Creo que uno de los principales ejes del problema, sino el principal, se halla en la práctica tradicional, cuyo uso se ha acentuado, de ausencia de reglas claras y estables para el trato de la administración con los administrados. Y, aún peor, la falta de respeto por las instituciones a las reglas que ellas mismas han fijado. A las administraciones intervencionistas las reglas claras les gustan poco porque reducen el margen de discrecionalidad, y por tanto limitan su arbitrariedad. La amnistía fiscal, que no es la primera, aprobada en el 2012 es sólo un ejemplo de cambio compulsivo de reglas y de arbitrariedad. Una lista de compromisos institucionales incumplidos, desde propuestas en programas electorales con que se concurre a las urnas hasta las relaciones entre administraciones sería tan exhaustiva que no basta el espacio de esta columna.

El efecto de esta dinámica institucional sobre la ciudadanía es demoledor. A falta de una conducta modélica por parte de las instituciones, se impone el “sálvese quien pueda”, y muchos ciudadanos acaban viendo como un acto de legítima defensa eludir por los caminos que encuentren las conductas arbitrarias de la administración. La pérdida de la confianza es el factor que más debilita la cohesión de las organizaciones sociales, y sin cohesión social no hay forma de trazar objetivos colectivos que canalicen de forma positiva las energías de la sociedad.

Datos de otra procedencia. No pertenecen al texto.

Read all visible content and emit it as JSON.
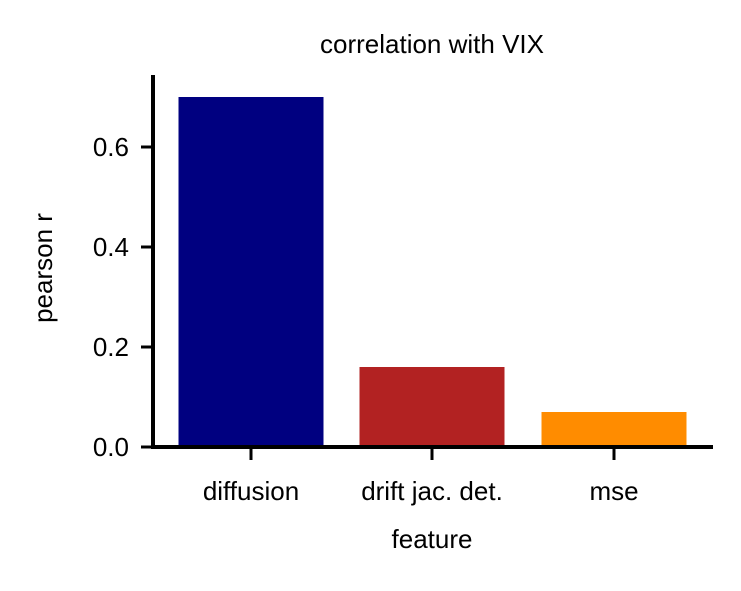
{
  "chart_data": {
    "type": "bar",
    "title": "correlation with VIX",
    "xlabel": "feature",
    "ylabel": "pearson r",
    "categories": [
      "diffusion",
      "drift jac. det.",
      "mse"
    ],
    "values": [
      0.7,
      0.16,
      0.07
    ],
    "colors": [
      "#000080",
      "#b22222",
      "#ff8c00"
    ],
    "ylim": [
      0,
      0.74
    ],
    "yticks": [
      0.0,
      0.2,
      0.4,
      0.6
    ],
    "ytick_labels": [
      "0.0",
      "0.2",
      "0.4",
      "0.6"
    ],
    "grid": false,
    "legend": "none"
  }
}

La corrupción es la fiebre; bienvenidas sean las aspirinas. Pero lo que hay que tratar es la infección. No tengo demasiadas esperanzas de que esto vaya a cambiar, porque el problema tiene raíces profundas y lejanas. No acostumbra a pasar que un sistema político, institucional y administrativo acostumbrado a la arbitrariedad sea reformado por los actores que tienen intereses en su preservación. Y a la preservación del mismo ayudan la falta de transparencia, la inestabilidad de reglas, y el incumplimiento de los compromisos institucionales. Estos son los caldos en que se cuecen en España problemas como el de la corrupción, y por eso aquí tiene mucha mayor incidencia que en otros países de nuestro entorno.